GRIMM is pleased to announce The Kingfisher’s Wing, a group exhibition curated by Tom Morton drawing together paintings by Gabriella Boyd, Varda Caivano, Louise Giovanelli, Matthew Krishanu, Francesca Mollett, William Monk, Ryan Mosley, Christian Quin Newell, Mary Ramsden, Tim Stoner and Phoebe Unwin. The exhibition is the third collaboration between GRIMM and Morton, following the exhibitions Recent British Sculpture and Recent British Painting presented by the gallery in Amsterdam in 2011 and 2012 respectively.

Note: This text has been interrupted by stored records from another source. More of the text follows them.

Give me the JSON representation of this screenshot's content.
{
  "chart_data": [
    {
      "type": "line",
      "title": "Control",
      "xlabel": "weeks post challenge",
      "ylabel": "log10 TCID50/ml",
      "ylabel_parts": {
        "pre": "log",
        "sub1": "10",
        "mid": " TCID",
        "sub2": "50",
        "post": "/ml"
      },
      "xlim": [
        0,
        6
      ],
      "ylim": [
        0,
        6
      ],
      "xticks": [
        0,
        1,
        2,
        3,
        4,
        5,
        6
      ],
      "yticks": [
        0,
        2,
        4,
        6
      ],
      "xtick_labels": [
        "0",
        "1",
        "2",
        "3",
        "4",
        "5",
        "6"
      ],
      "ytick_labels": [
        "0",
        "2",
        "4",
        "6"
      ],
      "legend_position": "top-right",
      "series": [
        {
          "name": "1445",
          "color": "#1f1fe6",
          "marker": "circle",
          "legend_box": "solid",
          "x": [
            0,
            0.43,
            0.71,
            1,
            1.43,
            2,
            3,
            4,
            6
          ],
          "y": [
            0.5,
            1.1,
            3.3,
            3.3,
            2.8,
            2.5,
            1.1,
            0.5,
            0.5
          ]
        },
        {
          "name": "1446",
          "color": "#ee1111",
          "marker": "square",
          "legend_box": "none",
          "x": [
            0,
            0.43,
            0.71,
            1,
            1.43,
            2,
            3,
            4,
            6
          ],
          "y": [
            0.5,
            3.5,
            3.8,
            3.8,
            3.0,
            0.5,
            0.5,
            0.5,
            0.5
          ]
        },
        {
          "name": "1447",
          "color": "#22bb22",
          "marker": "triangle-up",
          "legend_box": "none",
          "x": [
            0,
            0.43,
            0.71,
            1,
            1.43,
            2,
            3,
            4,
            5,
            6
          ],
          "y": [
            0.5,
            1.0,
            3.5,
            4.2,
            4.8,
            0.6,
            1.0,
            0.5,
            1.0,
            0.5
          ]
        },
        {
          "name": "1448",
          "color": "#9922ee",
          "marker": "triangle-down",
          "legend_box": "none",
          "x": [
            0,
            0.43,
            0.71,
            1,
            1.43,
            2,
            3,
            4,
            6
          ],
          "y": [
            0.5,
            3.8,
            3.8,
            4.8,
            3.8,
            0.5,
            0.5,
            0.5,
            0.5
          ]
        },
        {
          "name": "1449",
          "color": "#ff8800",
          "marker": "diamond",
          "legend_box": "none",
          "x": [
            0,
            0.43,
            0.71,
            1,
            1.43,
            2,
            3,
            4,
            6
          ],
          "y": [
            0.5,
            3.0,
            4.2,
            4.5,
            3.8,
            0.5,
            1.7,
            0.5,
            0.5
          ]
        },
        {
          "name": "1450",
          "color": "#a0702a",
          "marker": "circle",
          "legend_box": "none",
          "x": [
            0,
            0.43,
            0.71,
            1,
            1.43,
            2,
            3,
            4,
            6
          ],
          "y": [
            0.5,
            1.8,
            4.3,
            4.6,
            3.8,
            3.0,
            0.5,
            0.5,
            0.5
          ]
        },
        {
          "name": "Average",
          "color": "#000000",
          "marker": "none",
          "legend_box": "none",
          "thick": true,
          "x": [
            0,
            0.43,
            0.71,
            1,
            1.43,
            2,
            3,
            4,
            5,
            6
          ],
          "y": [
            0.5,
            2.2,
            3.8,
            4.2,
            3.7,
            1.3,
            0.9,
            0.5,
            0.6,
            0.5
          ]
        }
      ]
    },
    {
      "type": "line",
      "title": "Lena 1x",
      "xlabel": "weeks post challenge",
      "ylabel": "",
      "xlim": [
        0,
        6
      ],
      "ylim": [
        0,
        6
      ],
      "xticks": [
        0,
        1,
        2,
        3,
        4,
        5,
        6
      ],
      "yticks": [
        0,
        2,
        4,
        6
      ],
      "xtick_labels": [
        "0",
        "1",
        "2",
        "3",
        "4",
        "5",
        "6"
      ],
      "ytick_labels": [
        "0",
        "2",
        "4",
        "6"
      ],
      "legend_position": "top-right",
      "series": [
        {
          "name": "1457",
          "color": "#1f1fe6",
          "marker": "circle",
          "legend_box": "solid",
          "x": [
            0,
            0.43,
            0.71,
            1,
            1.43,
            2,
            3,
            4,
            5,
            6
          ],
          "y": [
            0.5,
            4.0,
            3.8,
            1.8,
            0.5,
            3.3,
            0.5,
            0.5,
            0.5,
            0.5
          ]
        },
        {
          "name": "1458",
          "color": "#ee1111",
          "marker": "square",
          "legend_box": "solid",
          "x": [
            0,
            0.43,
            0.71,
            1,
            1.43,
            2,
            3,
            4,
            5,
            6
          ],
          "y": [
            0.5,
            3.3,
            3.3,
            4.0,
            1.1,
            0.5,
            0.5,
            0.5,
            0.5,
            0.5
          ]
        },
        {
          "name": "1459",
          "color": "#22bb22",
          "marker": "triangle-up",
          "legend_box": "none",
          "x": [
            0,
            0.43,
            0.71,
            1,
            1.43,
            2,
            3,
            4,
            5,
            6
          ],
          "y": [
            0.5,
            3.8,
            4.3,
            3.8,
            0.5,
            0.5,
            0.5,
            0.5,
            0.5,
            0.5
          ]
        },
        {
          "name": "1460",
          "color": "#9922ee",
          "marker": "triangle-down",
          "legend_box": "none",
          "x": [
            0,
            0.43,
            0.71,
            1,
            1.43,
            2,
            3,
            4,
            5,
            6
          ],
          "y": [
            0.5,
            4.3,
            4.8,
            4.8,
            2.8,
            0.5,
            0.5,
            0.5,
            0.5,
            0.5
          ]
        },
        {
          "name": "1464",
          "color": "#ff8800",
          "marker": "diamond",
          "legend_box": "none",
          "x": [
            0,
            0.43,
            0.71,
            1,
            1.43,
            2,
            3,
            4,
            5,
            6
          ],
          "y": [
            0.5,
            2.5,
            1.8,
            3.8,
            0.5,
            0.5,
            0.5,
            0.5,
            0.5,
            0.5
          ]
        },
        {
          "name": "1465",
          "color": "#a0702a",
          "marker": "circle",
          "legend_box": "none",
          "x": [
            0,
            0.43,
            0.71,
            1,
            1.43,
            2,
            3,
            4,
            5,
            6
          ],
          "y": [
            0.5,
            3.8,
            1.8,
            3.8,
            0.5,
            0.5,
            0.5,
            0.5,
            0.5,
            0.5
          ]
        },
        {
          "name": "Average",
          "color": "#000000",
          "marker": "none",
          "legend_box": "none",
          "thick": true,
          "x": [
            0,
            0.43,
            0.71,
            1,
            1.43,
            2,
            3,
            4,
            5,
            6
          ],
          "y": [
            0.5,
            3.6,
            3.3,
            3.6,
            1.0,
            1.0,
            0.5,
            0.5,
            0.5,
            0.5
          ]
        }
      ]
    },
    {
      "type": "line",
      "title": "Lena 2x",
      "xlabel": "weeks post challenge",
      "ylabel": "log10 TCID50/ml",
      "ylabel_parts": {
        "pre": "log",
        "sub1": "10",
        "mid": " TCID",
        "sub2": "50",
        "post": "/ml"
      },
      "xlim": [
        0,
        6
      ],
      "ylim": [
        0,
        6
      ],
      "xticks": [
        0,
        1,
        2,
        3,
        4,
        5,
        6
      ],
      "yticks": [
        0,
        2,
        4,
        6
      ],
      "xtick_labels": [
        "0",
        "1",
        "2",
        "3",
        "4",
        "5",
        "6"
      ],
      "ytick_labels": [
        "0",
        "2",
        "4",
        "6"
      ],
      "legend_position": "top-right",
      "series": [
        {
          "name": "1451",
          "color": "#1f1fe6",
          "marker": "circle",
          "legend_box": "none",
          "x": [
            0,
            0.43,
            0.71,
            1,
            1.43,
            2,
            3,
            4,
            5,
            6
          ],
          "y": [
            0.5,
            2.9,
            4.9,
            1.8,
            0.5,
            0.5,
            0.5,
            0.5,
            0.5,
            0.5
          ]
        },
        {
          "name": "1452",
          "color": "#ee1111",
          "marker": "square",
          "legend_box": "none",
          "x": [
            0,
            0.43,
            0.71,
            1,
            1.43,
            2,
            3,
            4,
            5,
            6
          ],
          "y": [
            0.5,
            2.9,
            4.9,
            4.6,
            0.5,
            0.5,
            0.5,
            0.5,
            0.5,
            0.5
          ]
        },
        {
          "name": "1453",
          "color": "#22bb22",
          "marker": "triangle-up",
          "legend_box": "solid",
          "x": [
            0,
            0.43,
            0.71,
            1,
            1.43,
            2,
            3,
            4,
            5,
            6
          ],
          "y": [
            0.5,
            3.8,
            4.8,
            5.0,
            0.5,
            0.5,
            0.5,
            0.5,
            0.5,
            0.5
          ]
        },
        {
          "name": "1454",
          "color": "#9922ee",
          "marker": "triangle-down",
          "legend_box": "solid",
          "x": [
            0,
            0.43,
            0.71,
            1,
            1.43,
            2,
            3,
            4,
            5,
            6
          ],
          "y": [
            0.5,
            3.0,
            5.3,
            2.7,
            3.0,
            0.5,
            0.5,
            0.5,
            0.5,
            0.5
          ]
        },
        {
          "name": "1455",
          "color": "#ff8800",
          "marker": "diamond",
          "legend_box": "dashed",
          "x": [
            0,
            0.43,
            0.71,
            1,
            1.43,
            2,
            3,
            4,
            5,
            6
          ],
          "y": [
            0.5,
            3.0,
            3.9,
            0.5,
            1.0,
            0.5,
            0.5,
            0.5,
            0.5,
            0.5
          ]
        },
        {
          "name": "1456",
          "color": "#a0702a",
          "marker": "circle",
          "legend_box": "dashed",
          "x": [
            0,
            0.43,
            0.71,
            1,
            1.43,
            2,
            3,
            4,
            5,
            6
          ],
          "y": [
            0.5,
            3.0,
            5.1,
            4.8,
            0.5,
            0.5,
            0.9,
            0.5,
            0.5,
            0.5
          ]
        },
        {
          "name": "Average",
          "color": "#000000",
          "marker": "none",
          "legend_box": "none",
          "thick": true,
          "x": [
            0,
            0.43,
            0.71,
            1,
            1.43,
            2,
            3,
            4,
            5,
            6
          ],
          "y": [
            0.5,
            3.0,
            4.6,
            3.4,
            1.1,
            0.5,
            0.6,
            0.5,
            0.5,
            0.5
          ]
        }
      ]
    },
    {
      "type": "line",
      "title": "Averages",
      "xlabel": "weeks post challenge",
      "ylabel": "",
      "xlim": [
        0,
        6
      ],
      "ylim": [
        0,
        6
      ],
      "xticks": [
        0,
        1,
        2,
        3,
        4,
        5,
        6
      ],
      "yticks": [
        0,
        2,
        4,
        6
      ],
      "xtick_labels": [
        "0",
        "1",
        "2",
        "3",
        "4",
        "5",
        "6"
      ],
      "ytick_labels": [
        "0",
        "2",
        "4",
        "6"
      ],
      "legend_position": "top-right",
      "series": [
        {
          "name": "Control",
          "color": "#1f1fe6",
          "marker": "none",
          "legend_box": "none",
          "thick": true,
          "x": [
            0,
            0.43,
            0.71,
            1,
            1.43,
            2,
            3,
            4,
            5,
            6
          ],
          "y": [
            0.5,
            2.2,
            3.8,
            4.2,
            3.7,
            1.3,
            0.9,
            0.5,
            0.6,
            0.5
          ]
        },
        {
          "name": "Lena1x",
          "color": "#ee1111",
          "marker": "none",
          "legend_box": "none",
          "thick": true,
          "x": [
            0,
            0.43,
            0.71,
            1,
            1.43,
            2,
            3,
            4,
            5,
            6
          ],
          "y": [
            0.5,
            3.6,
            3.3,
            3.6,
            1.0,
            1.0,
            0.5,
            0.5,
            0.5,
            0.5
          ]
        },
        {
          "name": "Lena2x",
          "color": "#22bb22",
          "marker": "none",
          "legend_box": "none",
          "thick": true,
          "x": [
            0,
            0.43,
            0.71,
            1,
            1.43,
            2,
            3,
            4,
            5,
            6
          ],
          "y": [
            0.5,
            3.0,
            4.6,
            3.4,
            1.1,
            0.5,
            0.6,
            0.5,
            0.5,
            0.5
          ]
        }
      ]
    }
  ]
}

The Kingfisher’s Wing takes its title from a motif in TS Eliot’s Burnt Norton (1936), a poem that is concerned with how we might live in the present moment, when it is both haunted by our memories of the past, and is forever merging seamlessly into the future: 

After the kingfisher’s wing 

Has answered light to light, and is silent, the light is still 

at the still point of the turning world.

In the exhibition, these lines are offered as a spur to thinking about the peculiar temporality of the (still, restless) painted image, and the fugitive nature of color, form and meaning. Featuring works by eleven contemporary artists, each of whom has a strong connection to Eliot’s adopted homeland of Great Britain, The Kingfisher’s Wing sequences a set of distinct painterly propositions, attending to their echoed moods and preoccupations, and to their contrapuntal play of atmospheres, imagery and themes—the way they answer “light to light”.  

Across the show, we encounter figuration and abstraction, the domestic and the mythic, landscapes and dreamscapes, bodies in motion and at rest. Here and there, we glimpse traces of painting’s long history and perhaps auguries of its possible futures. What emerges is not an argument for the medium as a “still point” in a “turning world” (it belongs, inescapably, to time), but rather as a repository of present-ness, and as a realm in which the moment lingers and thickens.

If Eliot’s kingfisher is a herald of sorts, here in the exhibition this bird—with its flashing blue and orange feathers, its uncommon, compact charisma—functions as a totem of our encounters with painting. Kingfishers are found almost everywhere across the Earth, aside from at the poles and in the very driest deserts. Nevertheless, to chance across one always feels something of a blessing, a modest little miracle.

Tom Morton is a curator, writer and a Contributing Editor for frieze magazine, based in Rochester, UK. His previous exhibitions include The City & The City & The City at Frestonian Gallery, London (2020); Äppärät at The Ballroom Marfa, Texas, USA (2015); Panda Sex at State of Concept, Athens, Greece; British British Polish Polish: Art from Europe’s Edges in the Long ‘90s and Today, CSW Ujazdowski Castle, Warsaw (2013, co-curated with Marek Goździewski); and British Art Show 7: In the Days of the Comet, Hayward Gallery London and touring (2010-11, co-curated with Lisa Le Feuvre).